Reality: Even U.S. officials have to admit that Iran has a lively electoral system, characterized by rough-and-tumble campaigns. That's a stark contrast to Washington's allies in the Middle East--the repressive monarchies of Saudi Arabia and Kuwait; the police state in Egypt; or, for that matter, Israel's apartheid system.

Iranian President Mahmoud Ahmadinejad is a favorite target of U.S. politicians for his denunciations of Israel, which have included anti-Semitic slurs such as questioning whether the Nazi Holocaust of Jews happened.

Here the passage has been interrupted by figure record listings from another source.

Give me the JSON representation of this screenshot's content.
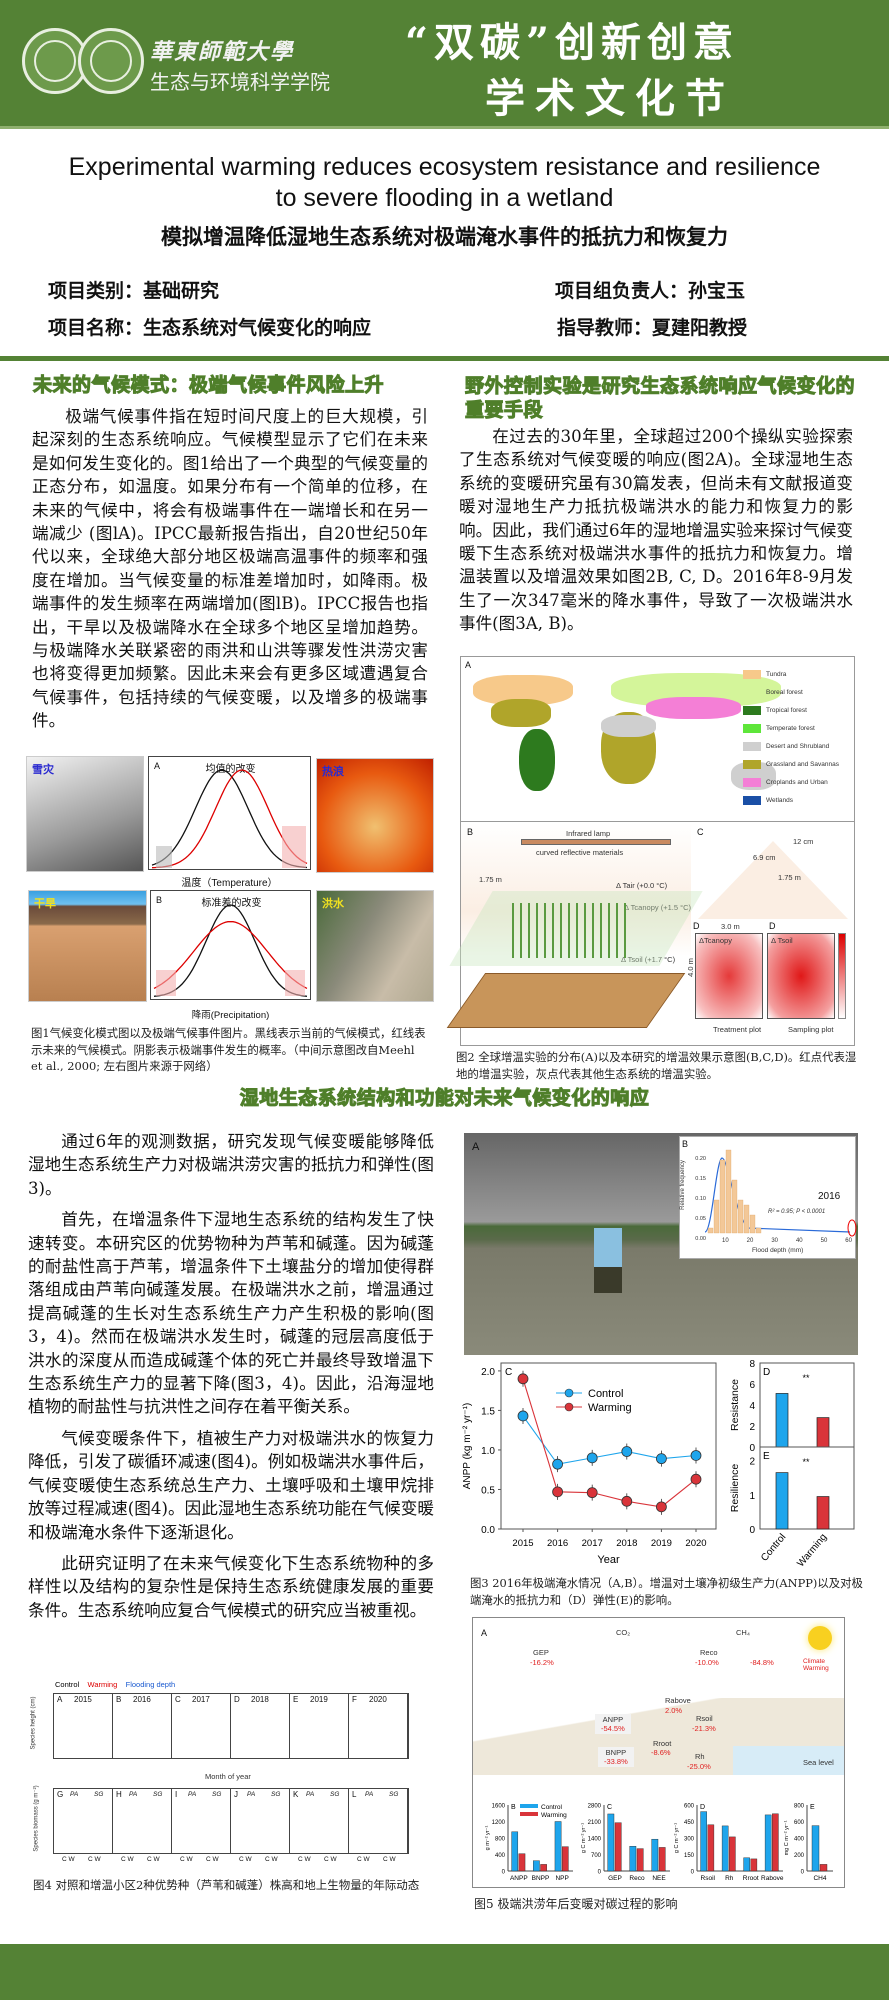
{
  "header": {
    "university": "華東師範大學",
    "college": "生态与环境科学学院",
    "festival_line1": "“双碳”创新创意",
    "festival_line2": "学术文化节",
    "colors": {
      "brand_green": "#548235"
    }
  },
  "title": {
    "en_line1": "Experimental warming reduces ecosystem resistance and resilience",
    "en_line2": "to severe flooding in a wetland",
    "cn": "模拟增温降低湿地生态系统对极端淹水事件的抵抗力和恢复力"
  },
  "info": {
    "category": "项目类别：基础研究",
    "leader": "项目组负责人：孙宝玉",
    "name": "项目名称：生态系统对气候变化的响应",
    "advisor": "指导教师：夏建阳教授"
  },
  "section1": {
    "heading": "未来的气候模式：极端气候事件风险上升",
    "body": "极端气候事件指在短时间尺度上的巨大规模，引起深刻的生态系统响应。气候模型显示了它们在未来是如何发生变化的。图1给出了一个典型的气候变量的正态分布，如温度。如果分布有一个简单的位移，在未来的气候中，将会有极端事件在一端增长和在另一端减少 (图lA)。IPCC最新报告指出，自20世纪50年代以来，全球绝大部分地区极端高温事件的频率和强度在增加。当气候变量的标准差增加时，如降雨。极端事件的发生频率在两端增加(图lB)。IPCC报告也指出，干旱以及极端降水在全球多个地区呈增加趋势。与极端降水关联紧密的雨洪和山洪等骤发性洪涝灾害也将变得更加频繁。因此未来会有更多区域遭遇复合气候事件，包括持续的气候变暖，以及增多的极端事件。"
  },
  "figure1": {
    "photos": [
      "雪灾",
      "热浪",
      "干旱",
      "洪水"
    ],
    "panel_a": {
      "label": "A",
      "title": "均值的改变",
      "xlabel": "温度（Temperature）"
    },
    "panel_b": {
      "label": "B",
      "title": "标准差的改变",
      "xlabel": "降雨(Precipitation)"
    },
    "caption": "图1气候变化模式图以及极端气候事件图片。黑线表示当前的气候模式，红线表示未来的气候模式。阴影表示极端事件发生的概率。（中间示意图改自Meehl et al., 2000; 左右图片来源于网络）"
  },
  "section2": {
    "heading": "野外控制实验是研究生态系统响应气候变化的重要手段",
    "body": "在过去的30年里，全球超过200个操纵实验探索了生态系统对气候变暖的响应(图2A)。全球湿地生态系统的变暖研究虽有30篇发表，但尚未有文献报道变暖对湿地生产力抵抗极端洪水的能力和恢复力的影响。因此，我们通过6年的湿地增温实验来探讨气候变暖下生态系统对极端洪水事件的抵抗力和恢复力。增温装置以及增温效果如图2B, C, D。2016年8-9月发生了一次347毫米的降水事件，导致了一次极端洪水事件(图3A, B)。"
  },
  "figure2": {
    "legend": [
      {
        "label": "Tundra",
        "color": "#f7c98a"
      },
      {
        "label": "Boreal forest",
        "color": "#d4f59a"
      },
      {
        "label": "Tropical forest",
        "color": "#2d7a1e"
      },
      {
        "label": "Temperate forest",
        "color": "#5ee63a"
      },
      {
        "label": "Desert and Shrubland",
        "color": "#cfcfcf"
      },
      {
        "label": "Grassland and Savannas",
        "color": "#b0a52a"
      },
      {
        "label": "Croplands and Urban",
        "color": "#f47fd6"
      },
      {
        "label": "Wetlands",
        "color": "#1a4fa6"
      }
    ],
    "panel_labels": [
      "A",
      "B",
      "C",
      "D",
      "D"
    ],
    "b_texts": [
      "Infrared lamp",
      "curved reflective materials",
      "1.75 m",
      "Δ Tair (+0.0 °C)",
      "Δ Tcanopy (+1.5 °C)",
      "Δ Tsoil (+1.7 °C)"
    ],
    "c_texts": [
      "12 cm",
      "6.9 cm",
      "1.75 m"
    ],
    "d_texts": [
      "3.0 m",
      "4.0 m",
      "ΔTcanopy",
      "Δ Tsoil",
      "Treatment plot",
      "Sampling plot"
    ],
    "caption": "图2 全球增温实验的分布(A)以及本研究的增温效果示意图(B,C,D)。红点代表湿地的增温实验，灰点代表其他生态系统的增温实验。"
  },
  "section3": {
    "heading": "湿地生态系统结构和功能对未来气候变化的响应",
    "paragraphs": [
      "通过6年的观测数据，研究发现气候变暖能够降低湿地生态系统生产力对极端洪涝灾害的抵抗力和弹性(图3)。",
      "首先，在增温条件下湿地生态系统的结构发生了快速转变。本研究区的优势物种为芦苇和碱蓬。因为碱蓬的耐盐性高于芦苇，增温条件下土壤盐分的增加使得群落组成由芦苇向碱蓬发展。在极端洪水之前，增温通过提高碱蓬的生长对生态系统生产力产生积极的影响(图3，4)。然而在极端洪水发生时，碱蓬的冠层高度低于洪水的深度从而造成碱蓬个体的死亡并最终导致增温下生态系统生产力的显著下降(图3，4)。因此，沿海湿地植物的耐盐性与抗洪性之间存在着平衡关系。",
      "气候变暖条件下，植被生产力对极端洪水的恢复力降低，引发了碳循环减速(图4)。例如极端洪水事件后，气候变暖使生态系统总生产力、土壤呼吸和土壤甲烷排放等过程减速(图4)。因此湿地生态系统功能在气候变暖和极端淹水条件下逐渐退化。",
      "此研究证明了在未来气候变化下生态系统物种的多样性以及结构的复杂性是保持生态系统健康发展的重要条件。生态系统响应复合气候模式的研究应当被重视。"
    ]
  },
  "figure3": {
    "panel_a": "A",
    "panel_b": {
      "label": "B",
      "ylabel": "Relative frequency",
      "xlabel": "Flood depth (mm)",
      "annotation_year": "2016",
      "stats": "R² = 0.95; P < 0.0001",
      "yticks": [
        "0.00",
        "0.05",
        "0.10",
        "0.15",
        "0.20"
      ],
      "xticks": [
        "10",
        "20",
        "30",
        "40",
        "50",
        "60"
      ]
    },
    "caption": "图3 2016年极端淹水情况（A,B）。增温对土壤净初级生产力(ANPP)以及对极端淹水的抵抗力和（D）弹性(E)的影响。"
  },
  "figure4": {
    "legend": [
      "Control",
      "Warming",
      "Flooding depth"
    ],
    "years": [
      "2015",
      "2016",
      "2017",
      "2018",
      "2019",
      "2020"
    ],
    "top_panels": [
      "A",
      "B",
      "C",
      "D",
      "E",
      "F"
    ],
    "bottom_panels": [
      "G",
      "H",
      "I",
      "J",
      "K",
      "L"
    ],
    "species": [
      "PA",
      "SG"
    ],
    "ylabel_top": "Species height (cm)",
    "ylabel_bottom": "Species biomass (g m⁻²)",
    "xlabel_top": "Month of year",
    "bar_labels": "C W",
    "caption": "图4 对照和增温小区2种优势种（芦苇和碱蓬）株高和地上生物量的年际动态"
  },
  "figure5": {
    "panel_a": "A",
    "labels": {
      "co2": "CO₂",
      "ch4": "CH₄",
      "gep": "GEP",
      "gep_pct": "-16.2%",
      "reco": "Reco",
      "reco_pct": "-10.0%",
      "ch4_pct": "-84.8%",
      "warming": "Climate Warming",
      "rabove": "Rabove",
      "rabove_pct": "2.0%",
      "anpp": "ANPP",
      "anpp_pct": "-54.5%",
      "rsoil": "Rsoil",
      "rsoil_pct": "-21.3%",
      "rroot": "Rroot",
      "rroot_pct": "-8.6%",
      "bnpp": "BNPP",
      "bnpp_pct": "-33.8%",
      "rh": "Rh",
      "rh_pct": "-25.0%",
      "sea": "Sea level"
    },
    "caption": "图5 极端洪涝年后变暖对碳过程的影响"
  },
  "chart_data": [
    {
      "id": "fig3c",
      "type": "line",
      "panel": "C",
      "x": [
        2015,
        2016,
        2017,
        2018,
        2019,
        2020
      ],
      "xlabel": "Year",
      "ylabel": "ANPP (kg m⁻² yr⁻¹)",
      "ylim": [
        0,
        2.1
      ],
      "yticks": [
        0.0,
        0.5,
        1.0,
        1.5,
        2.0
      ],
      "legend_position": "top-center",
      "series": [
        {
          "name": "Control",
          "color": "#1ea5ec",
          "values": [
            1.43,
            0.82,
            0.9,
            0.98,
            0.89,
            0.93
          ]
        },
        {
          "name": "Warming",
          "color": "#d9343a",
          "values": [
            1.9,
            0.47,
            0.46,
            0.35,
            0.28,
            0.63
          ]
        }
      ]
    },
    {
      "id": "fig3d",
      "type": "bar",
      "panel": "D",
      "ylabel": "Resistance",
      "ylim": [
        0,
        8
      ],
      "yticks": [
        0,
        2,
        4,
        6,
        8
      ],
      "categories": [
        "Control",
        "Warming"
      ],
      "values": [
        5.1,
        2.8
      ],
      "colors": [
        "#1ea5ec",
        "#d9343a"
      ],
      "significance": "**"
    },
    {
      "id": "fig3e",
      "type": "bar",
      "panel": "E",
      "ylabel": "Resilience",
      "ylim": [
        0,
        2.4
      ],
      "yticks": [
        0,
        1,
        2
      ],
      "categories": [
        "Control",
        "Warming"
      ],
      "values": [
        1.65,
        0.95
      ],
      "colors": [
        "#1ea5ec",
        "#d9343a"
      ],
      "significance": "**"
    },
    {
      "id": "fig5b",
      "type": "bar",
      "panel": "B",
      "ylabel": "g m⁻² yr⁻¹",
      "ylim": [
        0,
        1600
      ],
      "yticks": [
        0,
        400,
        800,
        1200,
        1600
      ],
      "categories": [
        "ANPP",
        "BNPP",
        "NPP"
      ],
      "series": [
        {
          "name": "Control",
          "color": "#1ea5ec",
          "values": [
            950,
            250,
            1200
          ]
        },
        {
          "name": "Warming",
          "color": "#d9343a",
          "values": [
            420,
            160,
            590
          ]
        }
      ],
      "legend_position": "top"
    },
    {
      "id": "fig5c",
      "type": "bar",
      "panel": "C",
      "ylabel": "g C m⁻² yr⁻¹",
      "ylim": [
        0,
        2800
      ],
      "yticks": [
        0,
        700,
        1400,
        2100,
        2800
      ],
      "categories": [
        "GEP",
        "Reco",
        "NEE"
      ],
      "series": [
        {
          "name": "Control",
          "color": "#1ea5ec",
          "values": [
            2420,
            1050,
            1350
          ]
        },
        {
          "name": "Warming",
          "color": "#d9343a",
          "values": [
            2050,
            950,
            1000
          ]
        }
      ]
    },
    {
      "id": "fig5d",
      "type": "bar",
      "panel": "D",
      "ylabel": "g C m⁻² yr⁻¹",
      "ylim": [
        0,
        600
      ],
      "yticks": [
        0,
        150,
        300,
        450,
        600
      ],
      "categories": [
        "Rsoil",
        "Rh",
        "Rroot",
        "Rabove"
      ],
      "series": [
        {
          "name": "Control",
          "color": "#1ea5ec",
          "values": [
            540,
            410,
            120,
            510
          ]
        },
        {
          "name": "Warming",
          "color": "#d9343a",
          "values": [
            420,
            310,
            110,
            520
          ]
        }
      ]
    },
    {
      "id": "fig5e",
      "type": "bar",
      "panel": "E",
      "ylabel": "mg C m⁻² yr⁻¹",
      "ylim": [
        0,
        800
      ],
      "yticks": [
        0,
        200,
        400,
        600,
        800
      ],
      "categories": [
        "CH4"
      ],
      "series": [
        {
          "name": "Control",
          "color": "#1ea5ec",
          "values": [
            550
          ]
        },
        {
          "name": "Warming",
          "color": "#d9343a",
          "values": [
            80
          ]
        }
      ]
    }
  ]
}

Middle East experts like Juan Cole warn that Ahmadinejad's most notorious statements have been mistranslated--and Newsweek's mainstream commentator Fareed Zakaria insists that "Ahmadinejad strikes me as less a messianic madman and more a radical populist, an Iranian Huey Long."

In any case, the Western focus on Ahmadinejad obscures the much more complicated reality of Iranian politics and society, which gave rise to a reform wing of the ruling elite, including Ahmadinejad's predecessor Mohammad Khatami, and powerful struggles from below among students and workers, dating back to the 1978-79 revolution that toppled the U.S.-backed Shah of Iran.

And when it comes to religious fundamentalism, George Bush has to rank high on the list. Bush, after all, has continually invoked his own God in defense of the "war on terror" launched after September 11--including using the word "crusade," surely a calculated insult to Muslims.

This is just one more example of U.S. hypocrisy in its case against Iran.